The film is certain to become an immediate cult classic like the horror films aforementioned. It has an immediacy to it thanks to the pandemic, and a familiarity to it because of the films that came before it. One can invent some clever readings such as the idea that our relationships are becoming possessed by video chats and the inability to meet in person, that we no longer connect since we cannot connect physically, our conversations being constantly interrupted by the loss of signal and bad connection. The very leader of the seance, a silver haired Scottish woman herself gets kicked out of the video chat and is unable to guide her companions through their ghostly encounter, as a seeming representation of all of us, lost in a cyber world of human connections that are more images than humans, leaving the unlucky scarred beyond the hope of being able to be around people without panicking. However interesting these readings may be, they certainly give the film more credit than it deserves. Maybe in the future a horror film will come along that will satisfyingly deal with these themes, but for now Host is probably nothing more than an effective, silly, jump out and scare you horror film for adolescents.

That is not to say that it is without  merit. I had a blast at the screening, and, at a short 57 minute runtime, the film breezes right along, scaring you at all the right times. Those scares may be nothing more than cheap bangs and things popping up in front of the screen. It is not likely the film will hold up to repeat viewing, but I felt like a teenager again, watching a silly scary film that knows exactly what it is, and delivers precisely what you expect without boring you.

It also makes great use of its zoom setting, using the limited frame impressively, especially in a shot of a girl who covers her head with a blanket so that only one of her eyes are visible in a dark shrouded tent of fabric. It also features a creepy zoom background and some filters that recognize the form of the spirit and continue to appear when they are not wanted. The excuse to make the runtime as short as it is is clevely explained through zoom’s policy of only allowing 40 minute meetings for groups without an account. The breaks in connection are also nice touches. The film fits in masks, food delivery, and funny conversations about parents behaving badly and relationships turned sour in quarantine that give it a real sense of time and place in the here and now.

Host may not be a major artistic success, but it is a fun quarantine idea that completely meets the requirements for a more than passable silly and jumpy horror film. What may be more telling from Borat and Host is not what they are about but how they are being seen as Borat premiered on Amazon prime and Host on the streaming platform Shudder. They may not be revolutionary aesthetically or thematically, but they certainly might be when we talk about distribution in the next coming years.

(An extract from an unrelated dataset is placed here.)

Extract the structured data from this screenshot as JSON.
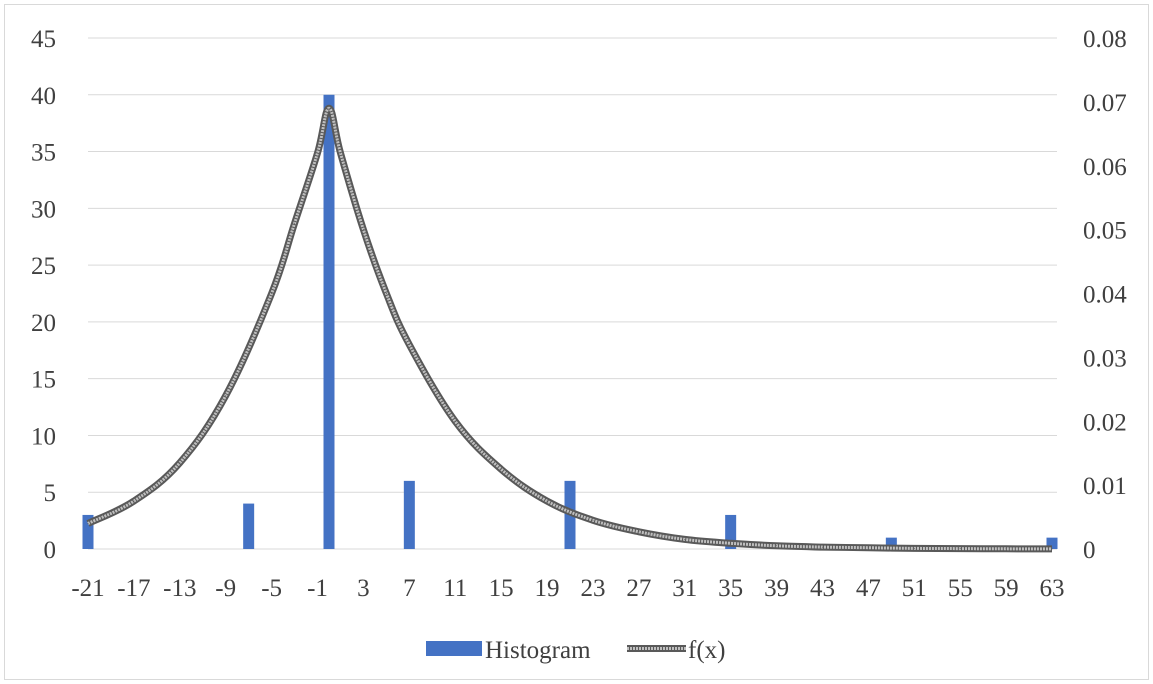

What is clear from both films is that the coronavirus is about to infect our cinema. From gross out comedy, to adolescent horror, and everything in between, we can be sure that we are only seeing the beginning of pandemic cinema. It is only a matter of time before social distancing, masks, gel, and vaccines become as present on our screens as they are in our everyday lives. Get ready to see a masked Tom Cruise saving the world in the next Mission Impossible, brightly colored masks of deep red and turquoise on the face of Almodovar’s next heroine, not to mention whatever monument Emmerich can think of making the microscopic bug obviate in his sure to be upcoming Coronavirus disaster extravaganza.